There are ways to get features of images that are higher-level than textures—one example that sticks in my mind is [Ensemble everything everywhere: Multi-scale aggregation for adversarial robustness](https://arxiv.org/pdf/2408.05446)
I would expect that a random direction in the latent space of the adversarially robust image classifier looks less texture-like but is still perceptible by a dedicated classifier far at far lower amplitude than the point where it becomes perceptible to a human.
As you note, things like “how many words have the first e before the first a” are texture-like features of text, and a watermarking schema that used such a feature would work at all. However, I bet you can do a lot better than such manually-constructed features, and I would not be surprised if you could get watermarking / steganography using higher-level features working pretty well for language models.
That said, I am not eager to spend unpaid effort to bring this technology into the world, since I expect most of the uses for a tool that allows a company to see if text was generated by their LLM would look more like “detecting noncompliance with licensing terms” and less like “detecting rogue behavior by agents”. And if the AI companies want such a technology to exist, they have money and can pay for someone to build it.
Edit: resized images to not be giant
Wow. This is some really interesting stuff. Upvoting your comment.

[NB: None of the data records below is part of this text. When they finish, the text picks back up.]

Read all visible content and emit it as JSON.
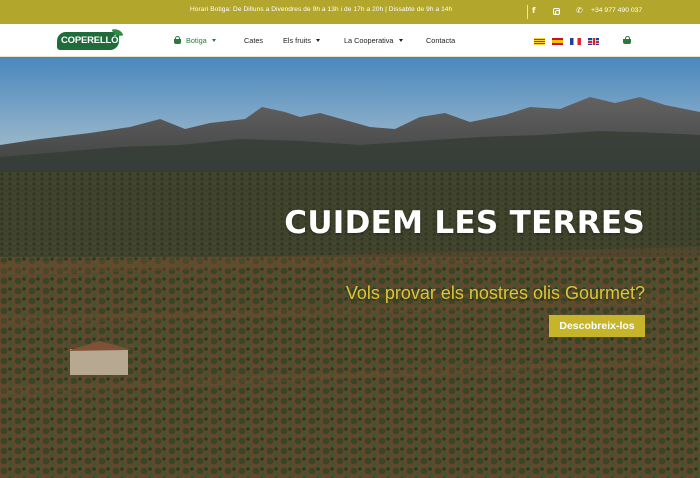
{
  "topbar": {
    "hours": "Horari Botiga: De Dilluns a Divendres de 9h a 13h i de 17h a 20h | Dissabte de 9h a 14h",
    "facebook_icon": "facebook-icon",
    "facebook_glyph": "f",
    "instagram_icon": "instagram-icon",
    "phone_icon": "phone-icon",
    "phone_glyph": "✆",
    "phone": "+34 977 490 037"
  },
  "nav": {
    "logo_text": "COPERELLÓ",
    "items": [
      {
        "label": "Botiga",
        "icon": "basket-icon",
        "dropdown": true,
        "active": true
      },
      {
        "label": "Cates",
        "dropdown": false
      },
      {
        "label": "Els fruits",
        "dropdown": true
      },
      {
        "label": "La Cooperativa",
        "dropdown": true
      },
      {
        "label": "Contacta",
        "dropdown": false
      }
    ],
    "languages": [
      "catalan-flag-icon",
      "spanish-flag-icon",
      "french-flag-icon",
      "english-flag-icon"
    ],
    "cart_icon": "shopping-basket-icon"
  },
  "hero": {
    "title": "CUIDEM LES TERRES",
    "subtitle": "Vols provar els nostres olis Gourmet?",
    "cta": "Descobreix-los"
  },
  "colors": {
    "topbar": "#b3a62d",
    "brand_green": "#1f6b3a",
    "accent_gold": "#c6b52a",
    "subtitle_gold": "#d9c837"
  }
}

Have you looked into https://arxiv.org/abs/2311.04378
I haven’t, no!
It seems interesting, I’ll check it out
Google Gemini uses a watermarking system called Synth ID that claims to be able to watermark text by skewing its probability distribution. Do you think it’ll be effective? Do you think that it’s useful to have this?
My guess is that it probably works, and it’s useful to have, but I think the moment that it’s made public in any way, people will break it pretty easily.

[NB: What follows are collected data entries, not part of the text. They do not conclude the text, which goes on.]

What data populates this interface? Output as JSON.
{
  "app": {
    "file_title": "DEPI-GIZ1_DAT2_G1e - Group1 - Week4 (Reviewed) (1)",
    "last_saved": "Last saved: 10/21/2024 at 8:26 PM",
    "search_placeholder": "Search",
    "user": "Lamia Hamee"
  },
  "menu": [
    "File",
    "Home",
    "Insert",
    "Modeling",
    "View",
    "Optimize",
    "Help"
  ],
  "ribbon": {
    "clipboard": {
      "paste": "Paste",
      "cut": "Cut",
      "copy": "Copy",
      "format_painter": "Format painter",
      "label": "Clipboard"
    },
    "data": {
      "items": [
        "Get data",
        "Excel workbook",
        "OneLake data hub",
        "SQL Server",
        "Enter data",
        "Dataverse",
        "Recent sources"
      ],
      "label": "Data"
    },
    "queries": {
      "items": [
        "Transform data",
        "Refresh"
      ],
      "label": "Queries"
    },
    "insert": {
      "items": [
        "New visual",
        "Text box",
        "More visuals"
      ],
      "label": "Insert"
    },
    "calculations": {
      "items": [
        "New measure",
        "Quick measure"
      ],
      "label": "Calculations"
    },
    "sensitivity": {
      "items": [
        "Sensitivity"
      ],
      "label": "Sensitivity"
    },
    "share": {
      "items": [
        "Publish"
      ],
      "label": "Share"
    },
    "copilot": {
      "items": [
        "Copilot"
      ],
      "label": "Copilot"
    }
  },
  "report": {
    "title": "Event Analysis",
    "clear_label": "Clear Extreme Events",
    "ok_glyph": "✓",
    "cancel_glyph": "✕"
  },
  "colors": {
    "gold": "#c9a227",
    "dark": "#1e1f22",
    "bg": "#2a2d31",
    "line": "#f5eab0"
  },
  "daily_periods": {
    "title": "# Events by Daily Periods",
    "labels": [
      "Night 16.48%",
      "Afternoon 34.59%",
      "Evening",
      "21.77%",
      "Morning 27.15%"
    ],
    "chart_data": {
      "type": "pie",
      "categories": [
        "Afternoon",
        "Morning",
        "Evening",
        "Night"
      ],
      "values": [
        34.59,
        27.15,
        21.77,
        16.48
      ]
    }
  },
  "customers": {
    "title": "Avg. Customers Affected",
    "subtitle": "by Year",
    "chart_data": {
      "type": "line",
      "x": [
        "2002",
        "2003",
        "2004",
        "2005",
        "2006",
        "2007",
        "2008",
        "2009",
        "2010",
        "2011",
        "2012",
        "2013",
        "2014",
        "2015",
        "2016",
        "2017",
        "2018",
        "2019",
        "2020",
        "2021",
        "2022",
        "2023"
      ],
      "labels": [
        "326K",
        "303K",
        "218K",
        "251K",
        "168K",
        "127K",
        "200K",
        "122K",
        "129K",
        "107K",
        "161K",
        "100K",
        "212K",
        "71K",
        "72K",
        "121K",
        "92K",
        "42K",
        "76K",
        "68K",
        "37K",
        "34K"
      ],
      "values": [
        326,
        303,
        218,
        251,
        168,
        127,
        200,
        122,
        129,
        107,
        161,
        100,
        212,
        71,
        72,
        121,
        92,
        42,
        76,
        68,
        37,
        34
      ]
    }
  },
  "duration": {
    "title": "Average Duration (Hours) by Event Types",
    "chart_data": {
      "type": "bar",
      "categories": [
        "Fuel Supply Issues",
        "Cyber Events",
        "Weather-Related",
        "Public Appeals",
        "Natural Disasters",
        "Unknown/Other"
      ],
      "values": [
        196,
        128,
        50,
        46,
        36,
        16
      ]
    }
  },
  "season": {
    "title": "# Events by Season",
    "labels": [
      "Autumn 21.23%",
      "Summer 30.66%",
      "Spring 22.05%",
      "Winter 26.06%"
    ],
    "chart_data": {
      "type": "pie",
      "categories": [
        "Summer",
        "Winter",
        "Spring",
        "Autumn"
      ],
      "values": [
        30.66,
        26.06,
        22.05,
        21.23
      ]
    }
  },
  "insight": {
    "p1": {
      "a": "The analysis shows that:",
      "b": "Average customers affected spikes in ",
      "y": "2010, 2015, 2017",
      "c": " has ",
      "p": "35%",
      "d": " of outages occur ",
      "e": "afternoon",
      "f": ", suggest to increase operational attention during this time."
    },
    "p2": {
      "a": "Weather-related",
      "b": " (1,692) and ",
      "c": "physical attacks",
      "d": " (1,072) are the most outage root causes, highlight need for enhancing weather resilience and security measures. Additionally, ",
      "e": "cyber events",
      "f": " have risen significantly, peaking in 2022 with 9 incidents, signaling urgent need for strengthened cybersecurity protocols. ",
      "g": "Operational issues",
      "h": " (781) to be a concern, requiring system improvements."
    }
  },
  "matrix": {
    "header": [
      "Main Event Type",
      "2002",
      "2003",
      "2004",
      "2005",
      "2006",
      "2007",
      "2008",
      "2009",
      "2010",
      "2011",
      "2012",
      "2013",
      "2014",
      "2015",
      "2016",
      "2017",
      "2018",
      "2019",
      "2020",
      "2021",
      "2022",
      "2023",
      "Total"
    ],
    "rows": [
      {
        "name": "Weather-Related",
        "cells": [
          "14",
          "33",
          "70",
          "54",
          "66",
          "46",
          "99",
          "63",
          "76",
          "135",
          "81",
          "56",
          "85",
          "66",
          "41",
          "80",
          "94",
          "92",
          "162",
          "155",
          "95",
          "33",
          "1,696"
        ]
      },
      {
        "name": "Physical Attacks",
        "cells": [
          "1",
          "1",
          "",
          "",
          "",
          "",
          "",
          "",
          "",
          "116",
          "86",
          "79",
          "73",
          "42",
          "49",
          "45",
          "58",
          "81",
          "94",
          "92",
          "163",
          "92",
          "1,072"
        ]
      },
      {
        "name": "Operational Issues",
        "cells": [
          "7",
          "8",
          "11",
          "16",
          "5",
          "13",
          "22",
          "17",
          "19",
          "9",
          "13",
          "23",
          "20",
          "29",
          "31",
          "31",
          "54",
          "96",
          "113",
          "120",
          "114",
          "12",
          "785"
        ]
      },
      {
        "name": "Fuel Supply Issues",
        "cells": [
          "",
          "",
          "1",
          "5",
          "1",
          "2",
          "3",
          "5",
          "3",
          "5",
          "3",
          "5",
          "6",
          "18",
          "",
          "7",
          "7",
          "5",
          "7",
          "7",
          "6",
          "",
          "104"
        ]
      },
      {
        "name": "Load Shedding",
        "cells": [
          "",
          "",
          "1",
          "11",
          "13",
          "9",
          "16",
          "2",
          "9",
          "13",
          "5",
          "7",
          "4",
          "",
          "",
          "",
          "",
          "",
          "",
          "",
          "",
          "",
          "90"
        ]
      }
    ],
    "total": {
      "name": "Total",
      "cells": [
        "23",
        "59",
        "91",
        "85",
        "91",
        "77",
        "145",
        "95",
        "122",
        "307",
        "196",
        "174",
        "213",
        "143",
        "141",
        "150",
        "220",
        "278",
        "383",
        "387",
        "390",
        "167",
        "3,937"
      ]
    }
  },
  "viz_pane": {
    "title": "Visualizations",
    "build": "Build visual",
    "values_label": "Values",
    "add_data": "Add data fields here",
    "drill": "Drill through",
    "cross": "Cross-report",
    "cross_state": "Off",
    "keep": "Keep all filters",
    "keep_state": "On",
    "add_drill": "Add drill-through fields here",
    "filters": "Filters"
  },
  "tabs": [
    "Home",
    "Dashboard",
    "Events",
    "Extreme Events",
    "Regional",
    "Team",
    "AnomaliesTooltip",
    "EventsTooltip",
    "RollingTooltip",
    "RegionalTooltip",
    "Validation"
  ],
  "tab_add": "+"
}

I think that your a-before-e example is confusing your intuition- a typical watermark that occurs 10% of the time isn’t going to be semantic, it’s more like “this n-gram hashed with my nonce == 0 mod 10”
The a-before-e example is just there to explain, in a human readable way, how a watermark works. The main important bit is that each individual section of the text is unlikely to occur according to some objective scale, be it a-before-e, or hashing mod 10, or some other way.
I really like your example of hashing small bits of the text to 0 mod 10 though. I would have to look into how often you can actually edit text this way without significantly changing the meaning, but as soon as that’s done, you can solve for an N and find how much text you need in order to determine the text is watermarked.
I like the idea and direction of text watermarks, and more research could be done to see how to feasibly do this as adding watermarks to text seems to be much harder than images.
Maybe already mentioned in the article but I missed—have you done any analysis on how these methods effect the semantics/word choice availability from the author’s perspective?
I haven’t, no. I really wish I could somehow investigate all 3 pillars of a good watermark (Decisiveness, Invisibility, Robustness), but I couldn’t think of any way to quantify a general text watermark’s invisibility. For any given watermark you can technically rate “how invisible it is” by using an LLM’s loss function to see how different the watermarked text is from the original text, but I can’t come up with a way to generalize this.
So unfortunately my analysis was only about the interplay between decisiveness and robustness.